I will give examples of powerful artworks that enact the relationship between appearing and disappearing– the playing out of presence and absence in art, archives and life – artworks that are in this way transformative (rather than claiming reform or improvement). There can be no greater contrast than that of the compulsion to become manifest –the ritual chant of ‘show yourself, show yourselves, let us show ourselves!’ – and to speak of this compulsion I will necessarily have to conjure up the matter of technology, a great driving force of modernity, that 'gigantic process...of psychic entropy…a movement towards a lowest point, triggered by a form of unwinding that is made possible by the discharging of energy through technology' (Peter Sloterdijk).
This is a new version of the paper ‘Archive, Archive, Archive’, previously presented at Tate Britain's
The Archival Impulse study day.
JULIE BACON is an artist, curator and writer. From 2005-08 she was Research Associate in ‘Art in Context’ at Interface Centre for Art, Design and Technologies, in Belfast, where she completed a practice-based PhD in museum studies and contemporary art. She is a graduate in Drama, and holds an MA in Fine Art. Recently she exhibited
Hi Ho!2 Or A Homage to Kurt Vonnegut with the artist Peter Butcher, at the Governors’ Room of the Linen Hall Library, Belfast (25 Feb.-8 March 2008).

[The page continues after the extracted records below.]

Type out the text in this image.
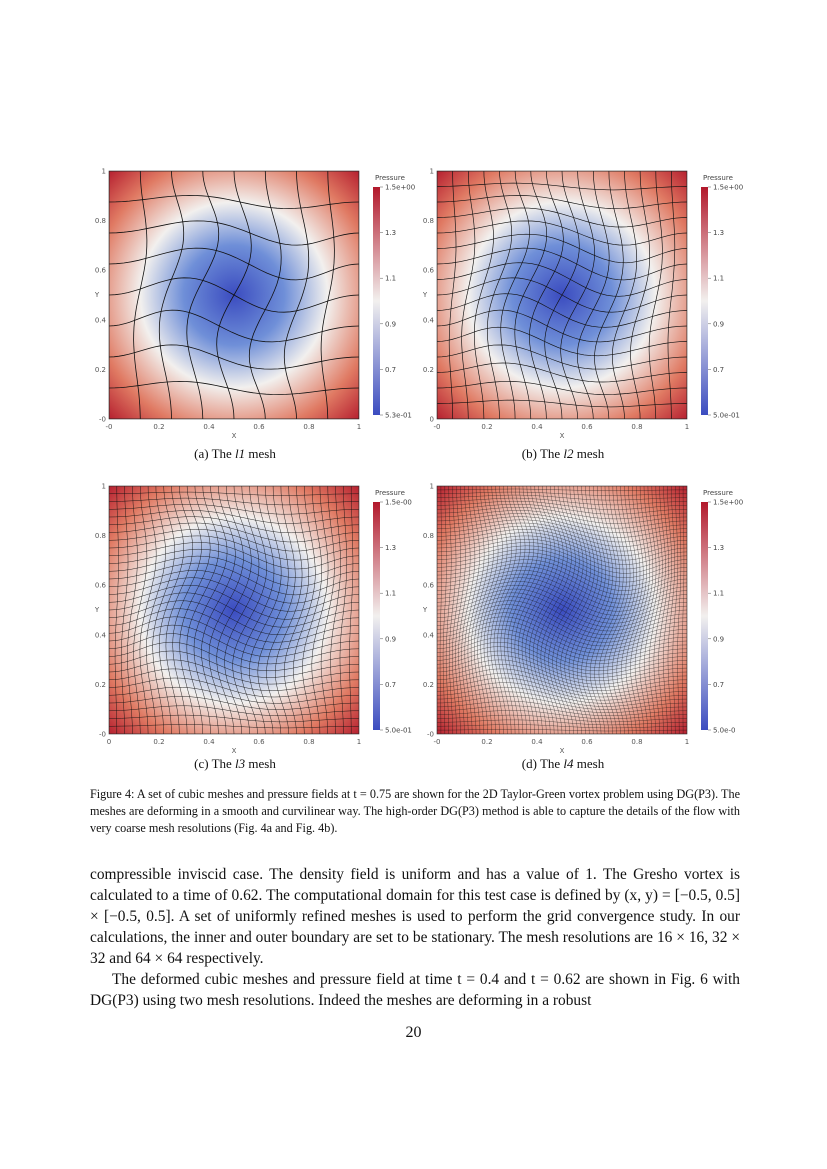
1
0.8
0.6
0.4
0.2
-0
-0	0.2	0.4	0.6	0.8	1
X
Y
Pressure
1.5e+00
1.3
1.1
0.9
0.7
5.3e-01
(a) The l1 mesh
1
0.8
0.6
0.4
0.2
0
-0	0.2	0.4	0.6	0.8	1
X
Y
Pressure
1.5e+00
1.3
1.1
0.9
0.7
5.0e-01
(b) The l2 mesh
1
0.8
0.6
0.4
0.2
-0
0	0.2	0.4	0.6	0.8	1
X
Y
Pressure
1.5e-00
1.3
1.1
0.9
0.7
5.0e-01
(c) The l3 mesh
1
0.8
0.6
0.4
0.2
-0
-0	0.2	0.4	0.6	0.8	1
X
Y
Pressure
1.5e+00
1.3
1.1
0.9
0.7
5.0e-0
(d) The l4 mesh
Figure 4: A set of cubic meshes and pressure fields at t = 0.75 are shown for the 2D Taylor-Green vortex problem using DG(P3). The meshes are deforming in a smooth and curvilinear way. The high-order DG(P3) method is able to capture the details of the flow with very coarse mesh resolutions (Fig. 4a and Fig. 4b).

compressible inviscid case. The density field is uniform and has a value of 1. The Gresho vortex is calculated to a time of 0.62. The computational domain for this test case is defined by (x, y) = [−0.5, 0.5] × [−0.5, 0.5]. A set of uniformly refined meshes is used to perform the grid convergence study. In our calculations, the inner and outer boundary are set to be stationary. The mesh resolutions are 16 × 16, 32 × 32 and 64 × 64 respectively.

The deformed cubic meshes and pressure field at time t = 0.4 and t = 0.62 are shown in Fig. 6 with DG(P3) using two mesh resolutions. Indeed the meshes are deforming in a robust

20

A University of Bristol, Department of Drama Research Event and one of a series of talks presented by Performing the Archive: the Future of the Past. This Great Western Research project is hosted by the University of Bristol Theatre Collection’s Live Art Archives and Arnolfini Live’s archives, and partnered with Exeter University Department of Drama. The project aims to develop the interrelationship and interactivity between the archives and communities of practitioners, scholars and audiences.